In 2019, a natural person initiated an invalidation action against the contested mark, contending that it is a famous geographic name in Italy and the registration is a breach of the absolute ground set forth in Article 10.2 of the Trademark Law. On October 29, 2020, China National Intellectual Property Administration (CNIPA) backed the petition and invalidated the contested mark. In the ensuing administrative litigation, the Beijing Intellectual Property Court (BIPC) upheld the CNIPA invalidation decision on June 24, 2021.


Jiangxi Milan appealed before the Beijing High Court.


The court of appeal overturned the CNIPA decision based on the below reasoning:


  1. The legislative purpose of Article 10.2 of the Trademark Law is two-pronged: a) to ensure the public freedom of expression over geographic names and prohibit monopoly over public resources; and b) to avoid confusion and misidentification among the public. A geographic name is registrable on the premise that it has “other meaning”, which shall cover either of the following two circumstances: a) the said mark has other intrinsic meaning apart from indicating a geographic name; or b) the said mark has acquired, through use, secondary meaning that has been acknowledged by the relevant public.


  1. With regard to the argument the plaintiff raised that the contested mark also refers to aglaia odorata, a flower in the Chinese language, the court ascertains that it is undeniable fact that the contested mark is better known as the name of an Italian city among the Chinese public. Therefore, the argument was dismissed.


  1. However, the evidence filed by Jiangxi Milan, including but not limited to the scale of its business operation in China, its exceptional financial performance, continuous advertising and promotion campaigns, and the recognition over the visibility of the contested mark by various administrative & judicial authorities, suffices to attest that stable correspondence has been established between the registrant and the contested mark amongst the relevant public in China and the said mark has acquired secondary meaning (other than the indication of a geographic name) through extensive use. The court also affirms that Jiangxi Milan exhibited no intention in piggybacking the Italian city neither in filing for nor in actual use of the contested mark.

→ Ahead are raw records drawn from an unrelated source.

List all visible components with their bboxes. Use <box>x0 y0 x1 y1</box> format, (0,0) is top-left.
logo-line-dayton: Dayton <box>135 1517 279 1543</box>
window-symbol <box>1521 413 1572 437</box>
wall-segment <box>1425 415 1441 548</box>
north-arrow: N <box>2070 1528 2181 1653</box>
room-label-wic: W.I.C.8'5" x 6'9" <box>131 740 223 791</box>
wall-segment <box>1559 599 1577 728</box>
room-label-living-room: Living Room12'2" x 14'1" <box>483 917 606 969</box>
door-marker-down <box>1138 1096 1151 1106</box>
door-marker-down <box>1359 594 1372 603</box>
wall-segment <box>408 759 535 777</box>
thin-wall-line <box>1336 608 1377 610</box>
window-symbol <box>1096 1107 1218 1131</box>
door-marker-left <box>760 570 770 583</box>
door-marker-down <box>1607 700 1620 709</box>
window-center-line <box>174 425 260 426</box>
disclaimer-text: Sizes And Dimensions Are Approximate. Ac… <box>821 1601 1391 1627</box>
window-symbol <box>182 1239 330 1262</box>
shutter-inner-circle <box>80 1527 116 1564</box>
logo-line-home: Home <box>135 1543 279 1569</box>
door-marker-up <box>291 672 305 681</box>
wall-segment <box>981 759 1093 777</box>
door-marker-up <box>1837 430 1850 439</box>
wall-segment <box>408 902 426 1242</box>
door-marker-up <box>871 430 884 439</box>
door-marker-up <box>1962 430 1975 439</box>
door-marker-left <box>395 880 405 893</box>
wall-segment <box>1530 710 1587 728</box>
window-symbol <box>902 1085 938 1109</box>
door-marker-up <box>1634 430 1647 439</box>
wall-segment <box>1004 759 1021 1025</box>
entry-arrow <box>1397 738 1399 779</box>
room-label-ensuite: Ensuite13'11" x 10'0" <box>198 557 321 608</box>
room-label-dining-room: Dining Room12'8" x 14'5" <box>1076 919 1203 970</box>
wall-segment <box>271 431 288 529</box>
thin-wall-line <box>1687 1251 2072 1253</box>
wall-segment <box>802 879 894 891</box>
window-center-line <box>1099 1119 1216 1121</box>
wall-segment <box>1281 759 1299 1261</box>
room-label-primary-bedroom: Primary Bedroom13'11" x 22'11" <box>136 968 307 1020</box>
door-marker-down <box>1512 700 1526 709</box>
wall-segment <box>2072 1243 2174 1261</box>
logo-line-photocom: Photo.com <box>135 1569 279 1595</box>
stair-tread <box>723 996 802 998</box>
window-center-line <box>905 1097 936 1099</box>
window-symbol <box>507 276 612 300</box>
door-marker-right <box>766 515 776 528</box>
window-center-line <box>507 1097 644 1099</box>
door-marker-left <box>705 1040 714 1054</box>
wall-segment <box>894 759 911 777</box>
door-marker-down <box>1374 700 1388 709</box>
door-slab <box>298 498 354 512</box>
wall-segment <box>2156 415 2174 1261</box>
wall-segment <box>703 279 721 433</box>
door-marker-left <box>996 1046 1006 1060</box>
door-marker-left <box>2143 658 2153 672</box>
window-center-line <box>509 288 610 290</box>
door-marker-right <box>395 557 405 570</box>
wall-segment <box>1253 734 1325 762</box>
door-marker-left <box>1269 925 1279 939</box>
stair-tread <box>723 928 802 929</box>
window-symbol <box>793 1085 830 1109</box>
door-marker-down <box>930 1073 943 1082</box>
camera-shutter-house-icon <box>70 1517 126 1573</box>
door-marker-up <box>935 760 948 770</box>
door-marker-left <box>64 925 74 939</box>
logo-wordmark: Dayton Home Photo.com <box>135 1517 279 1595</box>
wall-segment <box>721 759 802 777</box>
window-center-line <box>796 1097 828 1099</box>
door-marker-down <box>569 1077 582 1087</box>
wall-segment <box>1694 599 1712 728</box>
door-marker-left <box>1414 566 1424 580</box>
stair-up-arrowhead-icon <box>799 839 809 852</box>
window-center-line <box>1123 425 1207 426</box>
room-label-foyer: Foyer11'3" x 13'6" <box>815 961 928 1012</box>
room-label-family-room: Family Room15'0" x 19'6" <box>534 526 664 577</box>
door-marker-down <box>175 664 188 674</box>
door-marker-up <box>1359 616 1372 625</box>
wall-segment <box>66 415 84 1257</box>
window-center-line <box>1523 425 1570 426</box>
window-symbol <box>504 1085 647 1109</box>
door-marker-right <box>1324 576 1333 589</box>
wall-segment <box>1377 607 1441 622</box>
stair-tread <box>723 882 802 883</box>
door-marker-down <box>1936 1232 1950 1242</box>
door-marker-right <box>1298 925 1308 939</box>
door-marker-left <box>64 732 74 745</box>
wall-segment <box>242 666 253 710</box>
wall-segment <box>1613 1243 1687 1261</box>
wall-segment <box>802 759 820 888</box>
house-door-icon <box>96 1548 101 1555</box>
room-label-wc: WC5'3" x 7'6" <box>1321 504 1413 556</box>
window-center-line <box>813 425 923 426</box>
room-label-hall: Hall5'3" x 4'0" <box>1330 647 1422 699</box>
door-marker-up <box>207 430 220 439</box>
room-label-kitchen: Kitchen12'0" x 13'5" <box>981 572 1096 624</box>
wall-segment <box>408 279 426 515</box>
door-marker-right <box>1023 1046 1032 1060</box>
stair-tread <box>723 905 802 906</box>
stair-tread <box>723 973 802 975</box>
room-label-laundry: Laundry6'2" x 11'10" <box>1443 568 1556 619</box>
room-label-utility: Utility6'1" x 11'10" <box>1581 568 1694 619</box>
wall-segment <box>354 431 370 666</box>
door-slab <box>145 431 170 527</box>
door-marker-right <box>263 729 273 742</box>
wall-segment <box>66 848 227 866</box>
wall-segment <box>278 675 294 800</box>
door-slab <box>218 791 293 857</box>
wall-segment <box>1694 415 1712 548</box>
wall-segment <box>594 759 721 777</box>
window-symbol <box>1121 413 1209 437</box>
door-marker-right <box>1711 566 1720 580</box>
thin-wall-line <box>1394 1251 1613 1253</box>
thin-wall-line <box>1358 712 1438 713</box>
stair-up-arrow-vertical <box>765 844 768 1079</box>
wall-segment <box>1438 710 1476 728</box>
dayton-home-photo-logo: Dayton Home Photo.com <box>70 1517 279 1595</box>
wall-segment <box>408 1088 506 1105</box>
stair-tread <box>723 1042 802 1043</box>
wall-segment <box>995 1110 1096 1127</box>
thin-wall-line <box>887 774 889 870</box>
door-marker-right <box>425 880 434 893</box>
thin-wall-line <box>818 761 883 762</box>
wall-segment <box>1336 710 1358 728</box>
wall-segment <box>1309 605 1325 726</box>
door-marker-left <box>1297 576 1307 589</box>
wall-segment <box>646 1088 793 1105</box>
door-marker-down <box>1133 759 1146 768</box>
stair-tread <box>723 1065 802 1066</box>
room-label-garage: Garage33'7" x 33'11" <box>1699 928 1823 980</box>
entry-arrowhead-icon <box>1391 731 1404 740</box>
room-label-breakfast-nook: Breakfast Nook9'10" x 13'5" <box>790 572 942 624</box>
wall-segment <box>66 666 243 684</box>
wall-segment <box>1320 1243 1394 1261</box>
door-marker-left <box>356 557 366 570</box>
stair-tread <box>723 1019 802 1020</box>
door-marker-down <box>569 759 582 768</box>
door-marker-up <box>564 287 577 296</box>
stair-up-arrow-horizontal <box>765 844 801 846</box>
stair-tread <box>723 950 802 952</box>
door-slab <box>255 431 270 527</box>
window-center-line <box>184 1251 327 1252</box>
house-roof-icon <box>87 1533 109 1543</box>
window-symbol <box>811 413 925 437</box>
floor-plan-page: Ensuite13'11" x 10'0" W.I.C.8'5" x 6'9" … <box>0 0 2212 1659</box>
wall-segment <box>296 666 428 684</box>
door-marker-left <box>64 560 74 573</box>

To conclude, the court sustained the registration of the contested mark on its core services “photographic reporting services; photography; microfilming; recording of video tapes; production of video tapes; rental of stage scenery; production of shows; digitalizing films”, whilst invalidated its registration on the services “translation; rental of cinematographic cameras” for lack of evidence on acquired secondary meaning.


The case may serve as a point of reference in prosecuting trademark that is either a geographic name or has a geographic name component in China. Practitioners may resort to the parameters set forth by the Beijing High Court in assessing the registrability of such a mark:


  1. In case the public has an equivalent or higher degree of familiarity over the mark's “other intrinsic meaning” than its geographic name indication, the mark is registerable provided that evidence could be furnished to prove its inherent distinctiveness.


  1. In case the public has a significantly lower degree of familiarity over the mark's “other intrinsic meaning” than its geographic name indication, the mark is registerable provided that it has acquired secondary meaning through extensive use and may serve as a source identifier.


In practice, the CNIPA tends to ex officio reject trademark application that is either a geographic name or has a geographic name component. Brand owners better check with their local counsel before filing for such a trademark in China. For those having managed to secure a registration, registrants are advised to take extra precautions during actual use of these marks and consciously distance the mark from the geographic name to avoid creating undue association or confusion over source of origin.


Wanhuida represents Jiangxi Milan in both instances of court proceedings.